As your humble author has been uncovering, Neoplatonism after Plotinus took a magical form when Iamblichus and Proclus introduced Orphic teaching (already latent in some of Plato’s writing) but more importantly Chaldean (or Babylonian) and Egyptian magic known as theurgy.

However, while I had known that magic was taught in the Platonic academy, I have just discovered that the (Neo?) Platonic academy in the fourth century had the teaching of Orpheus (magical chants, etc.) and the Chaldean Oracles (chanting, shamanism, possession, meditation, etc) as the culmination  of the schools curriculum. That is to say, it was not that magic had infected the Academy; rather, magic became the highest art and teaching of the school that had birthed Western thought.
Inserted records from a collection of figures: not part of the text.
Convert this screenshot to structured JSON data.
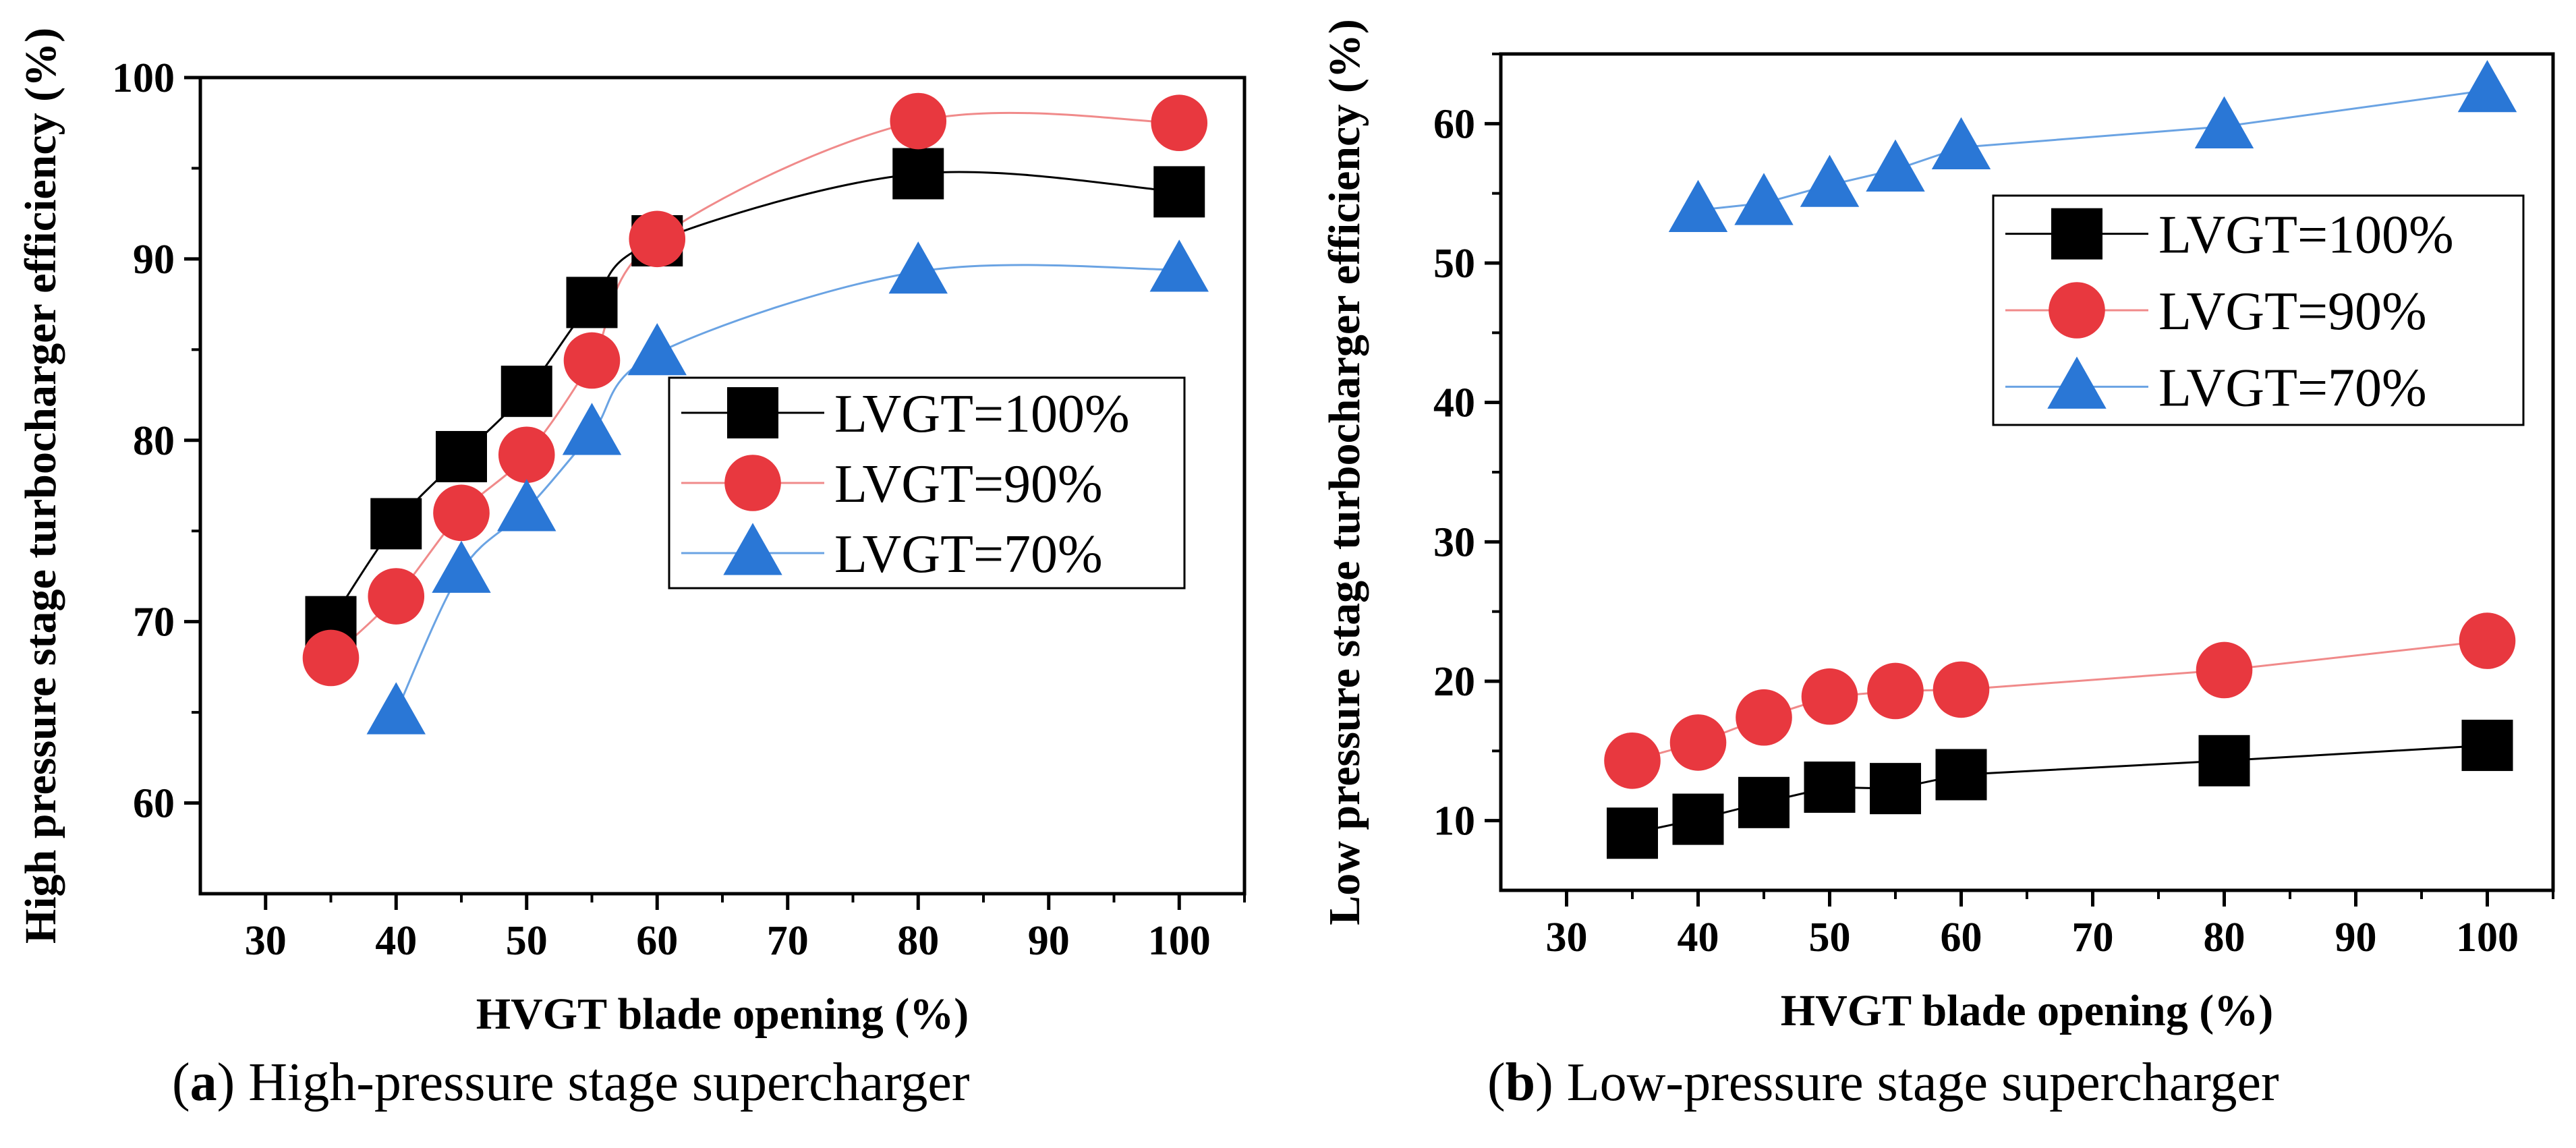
{
  "colors": {
    "LVGT=100%": "#000000",
    "LVGT=90%": "#e8383f",
    "LVGT=70%": "#2a77d6",
    "line_90": "#f08a8a",
    "line_70": "#6aa3e3"
  },
  "captions": [
    {
      "tag": "a",
      "text": "High-pressure stage supercharger"
    },
    {
      "tag": "b",
      "text": "Low-pressure stage supercharger"
    }
  ],
  "chart_data": [
    {
      "type": "scatter",
      "xlabel": "HVGT blade opening (%)",
      "ylabel": "High pressure stage turbocharger efficiency (%)",
      "xlim": [
        25,
        105
      ],
      "ylim": [
        55,
        100
      ],
      "xticks": [
        30,
        40,
        50,
        60,
        70,
        80,
        90,
        100
      ],
      "yticks": [
        60,
        70,
        80,
        90,
        100
      ],
      "legend_position": "middle-right",
      "series": [
        {
          "name": "LVGT=100%",
          "marker": "square",
          "x": [
            35,
            40,
            45,
            50,
            55,
            60,
            80,
            100
          ],
          "y": [
            70,
            75.4,
            79.1,
            82.7,
            87.6,
            91,
            94.7,
            93.7
          ]
        },
        {
          "name": "LVGT=90%",
          "marker": "circle",
          "x": [
            35,
            40,
            45,
            50,
            55,
            60,
            80,
            100
          ],
          "y": [
            68,
            71.4,
            76,
            79.2,
            84.4,
            91.1,
            97.6,
            97.5
          ]
        },
        {
          "name": "LVGT=70%",
          "marker": "triangle",
          "x": [
            40,
            45,
            50,
            55,
            60,
            80,
            100
          ],
          "y": [
            65,
            72.8,
            76.2,
            80.4,
            84.8,
            89.3,
            89.4
          ]
        }
      ]
    },
    {
      "type": "scatter",
      "xlabel": "HVGT blade opening (%)",
      "ylabel": "Low pressure stage turbocharger efficiency (%)",
      "xlim": [
        25,
        105
      ],
      "ylim": [
        5,
        65
      ],
      "xticks": [
        30,
        40,
        50,
        60,
        70,
        80,
        90,
        100
      ],
      "yticks": [
        10,
        20,
        30,
        40,
        50,
        60
      ],
      "legend_position": "upper-right",
      "series": [
        {
          "name": "LVGT=100%",
          "marker": "square",
          "x": [
            35,
            40,
            45,
            50,
            55,
            60,
            80,
            100
          ],
          "y": [
            9.1,
            10.1,
            11.3,
            12.4,
            12.3,
            13.3,
            14.3,
            15.4
          ]
        },
        {
          "name": "LVGT=90%",
          "marker": "circle",
          "x": [
            35,
            40,
            45,
            50,
            55,
            60,
            80,
            100
          ],
          "y": [
            14.3,
            15.6,
            17.4,
            18.9,
            19.3,
            19.4,
            20.8,
            22.9
          ]
        },
        {
          "name": "LVGT=70%",
          "marker": "triangle",
          "x": [
            40,
            45,
            50,
            55,
            60,
            80,
            100
          ],
          "y": [
            53.8,
            54.3,
            55.6,
            56.7,
            58.3,
            59.8,
            62.4
          ]
        }
      ]
    }
  ]
}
If magic continued as the culmination of or at least was a central aspect of NeoPlatonic teaching (and there is even some reason to believe that it was the culmination of earlier Platonic teaching), then all of the many references to magic in Renaissance thought and Romanticism (and they are many) are not simply literary allusions, but are indications of the direct and literal presence of magic in these works.

Thus Renaissance paganism and Romanticism (or at least certain currents in these schools of thought) acted as vessels for Egyptian and Babylonian magic, which were later opened and developed by occultists in the 19th and 20th centuries.